We have designed Phoenix pianos to be the most efficient pianos of all, in terms of converting finger energy into sound energy. They are designed to tolerate arduous climate conditions and to be highly resistant to the degradation of age that ultimately terminates the useful life of all pianos. A traditionally built piano will typically have a premium performance life of from 5 to 40 years before the soundboard collapses under string tension load. Then scrapping or a major re-build become the only options. Phoenix pianos because they are not subjected to string tension loading on the soundboard will not suffer sound board collapse, for an indefinite period. Likewise critical parts of our pianos are made of carbon fibre that is unaffected by humidity, temperature or extreme damp. We have substituted felt by humidity resistant plastics where swelling of felt by high humidity can cause deterioration of the operation of the action. Our carbon fibre soundboards are unaffected by dry conditions that shrink and split wooden soundboards. We build pianos using the best premium materials for purpose irrespective of cost.

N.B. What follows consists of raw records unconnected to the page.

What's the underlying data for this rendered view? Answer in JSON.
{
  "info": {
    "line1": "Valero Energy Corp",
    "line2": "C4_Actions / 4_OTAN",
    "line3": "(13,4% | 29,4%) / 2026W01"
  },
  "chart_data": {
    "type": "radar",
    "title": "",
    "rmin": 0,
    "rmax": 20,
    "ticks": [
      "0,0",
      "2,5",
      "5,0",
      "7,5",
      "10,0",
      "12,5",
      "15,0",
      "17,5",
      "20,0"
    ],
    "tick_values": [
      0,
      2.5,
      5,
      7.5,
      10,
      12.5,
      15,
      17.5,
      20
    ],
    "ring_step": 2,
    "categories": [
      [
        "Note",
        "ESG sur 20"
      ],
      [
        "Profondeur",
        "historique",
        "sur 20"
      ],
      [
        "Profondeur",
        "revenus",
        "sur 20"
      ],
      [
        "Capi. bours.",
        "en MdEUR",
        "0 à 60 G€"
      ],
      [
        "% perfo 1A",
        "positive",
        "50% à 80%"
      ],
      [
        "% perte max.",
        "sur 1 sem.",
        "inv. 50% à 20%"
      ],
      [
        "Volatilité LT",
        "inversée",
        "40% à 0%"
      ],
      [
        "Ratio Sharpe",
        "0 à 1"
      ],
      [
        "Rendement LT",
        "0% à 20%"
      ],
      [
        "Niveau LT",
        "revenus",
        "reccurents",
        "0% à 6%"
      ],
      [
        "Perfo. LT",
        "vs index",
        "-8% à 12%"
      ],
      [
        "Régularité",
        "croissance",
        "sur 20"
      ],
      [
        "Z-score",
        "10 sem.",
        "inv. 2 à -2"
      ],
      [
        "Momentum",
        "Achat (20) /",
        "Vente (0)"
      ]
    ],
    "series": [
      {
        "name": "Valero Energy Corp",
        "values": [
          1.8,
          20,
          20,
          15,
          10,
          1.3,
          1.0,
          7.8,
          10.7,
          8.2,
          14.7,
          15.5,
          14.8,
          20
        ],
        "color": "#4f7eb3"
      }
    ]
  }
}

The materials we use are selected for longevity of premium performance life for the piano. An old traditional piano is not able to produce fine music except after a complete rebuild, whereas old violins such as a Stradivarius improve with age. We are confident that Phoenix pianos like a Stradivarius will last for centuries and still make fine music. We have developed a computer analysis method that allows us to match the natural frequencies of the soundboard system to the note being played and to give a visual display of the vibration patterns (vibrational cells) in the soundboard.
We pay special attention to designing the sound board to resonate optimally by choice of bridge dimensions and rigidity of soundboard mounting , and the selection of –or in some cases complete absence of- soundboard ribbing. A completely new library of computer programmes has been developed for these studies which have made it possible for us to assess the sound of a piano before it is built but above all to take pianos forward into the new millennium with the power of modern science.